Orfa tuvo un hijo llamado Darcon, que tuvo un hijo llamado Belaam, que tuvo un hijo llamado Sarmec, que fue quien recibió a David, futuro rey de Judá, tierra de israelitas, y a sus mujeres, cuando éste se refugió en Moab, tierra de filisteos, huyendo de la furia del rey Saúl, y Aquis, hijo del rey Maoc, le asignó la aldea de Siclag, para que permaneciera allí el tiempo que le fuera conveniente, con sus hombres y su comitiva.
David era biznieto de Booz, Sarmec también, uno por la descendencia de Rut y el otro por la de Orfa. Antes de decidir definitivamente refugiarse en las tierras de los filisteos, David le solicitó a Sarmec que fuera su embajador ante el rey Maoc y su hijo Aquis, para que les ofreciera los servicios de él y de sus hombres. Las dos ramas de las descendencia de Booz se mantenían en contacto. La descendencia de Orfa había multiplicado su riqueza, y Sarmec era un hombre respetado en los alrededores de la aldea de Siclag. El linaje de Elimélek mantuvo su vigencia, con lazos de confraternidad entre todos sus miembros, en la distancia y en la cercanía, en los buenos tiempos y en los malos, por el engrandecimiento de Israel y la gloria de Yahveh.

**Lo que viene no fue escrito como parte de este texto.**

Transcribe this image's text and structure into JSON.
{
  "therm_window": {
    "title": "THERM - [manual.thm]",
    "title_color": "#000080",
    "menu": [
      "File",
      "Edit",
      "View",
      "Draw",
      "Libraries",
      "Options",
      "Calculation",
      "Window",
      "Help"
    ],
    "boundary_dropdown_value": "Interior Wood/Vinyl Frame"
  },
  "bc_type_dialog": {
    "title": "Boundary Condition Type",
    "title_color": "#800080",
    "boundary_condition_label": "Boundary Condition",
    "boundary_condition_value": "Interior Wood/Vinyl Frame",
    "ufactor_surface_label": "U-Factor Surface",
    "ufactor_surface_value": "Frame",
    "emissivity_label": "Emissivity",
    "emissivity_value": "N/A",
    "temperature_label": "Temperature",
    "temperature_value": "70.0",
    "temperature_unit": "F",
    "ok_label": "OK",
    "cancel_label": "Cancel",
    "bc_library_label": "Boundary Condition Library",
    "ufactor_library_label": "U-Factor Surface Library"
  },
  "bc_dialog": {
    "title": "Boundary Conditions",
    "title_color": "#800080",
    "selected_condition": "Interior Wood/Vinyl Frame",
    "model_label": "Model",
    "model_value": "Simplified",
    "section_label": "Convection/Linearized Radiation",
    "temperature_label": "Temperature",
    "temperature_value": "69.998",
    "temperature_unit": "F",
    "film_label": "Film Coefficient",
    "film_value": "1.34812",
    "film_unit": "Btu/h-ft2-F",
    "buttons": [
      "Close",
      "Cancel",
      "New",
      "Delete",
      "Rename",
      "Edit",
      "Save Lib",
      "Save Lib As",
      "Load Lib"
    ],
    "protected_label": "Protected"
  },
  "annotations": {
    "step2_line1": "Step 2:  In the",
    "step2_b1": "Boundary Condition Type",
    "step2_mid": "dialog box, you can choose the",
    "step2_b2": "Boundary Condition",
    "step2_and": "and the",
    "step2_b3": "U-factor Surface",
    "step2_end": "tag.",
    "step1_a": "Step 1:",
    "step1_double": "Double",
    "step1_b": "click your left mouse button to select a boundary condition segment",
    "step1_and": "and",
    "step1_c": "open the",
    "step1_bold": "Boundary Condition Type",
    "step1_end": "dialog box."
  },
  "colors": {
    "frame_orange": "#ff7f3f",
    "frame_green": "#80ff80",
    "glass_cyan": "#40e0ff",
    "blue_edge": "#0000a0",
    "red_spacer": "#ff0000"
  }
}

Sagrada Biblia. I Samuel. Cap. 27. Párr. 1, 2, 3, 4, 5 y 6.
27.“Dijo luego David en su corazón: Al fin seré muerto algún día por la mano de Saúl; nada, por tanto, me será mejor que fugarme a la tierra de lo s filisteos, para que Saúl no se ocupe de mí, y no me ande buscando más por todo el territorio de Israel; y así escaparé de su mano. 2. Se levantó ,pues, David, y con los seiscientos hombres que tenía consigo se pasó a Aquis hijo de Maoc, rey de Gat. 3. Y moró David con Aquis en Gat, él y sus hombres, cada uno con su familia; David con sus dos mujeres, Ahinoam jezrealita y Abigail la que fue mujer de Nabal el de Carmel. 4. Y vino a Saúl la nueva de que David había huido a Gat, y no lo buscó más. 5. Y David dijo a Aquis: Si he hallado gracia ante tus ojos, séame dado lugar en alguna de las aldeas para que habite allí; pues ¿por qué ha de morar tu siervo contigo en la ciudad real? 6. Y Aquis le dio aquel día a Siclag, por lo cual Siclag vino a ser de los reyes de Judá hasta hoy”.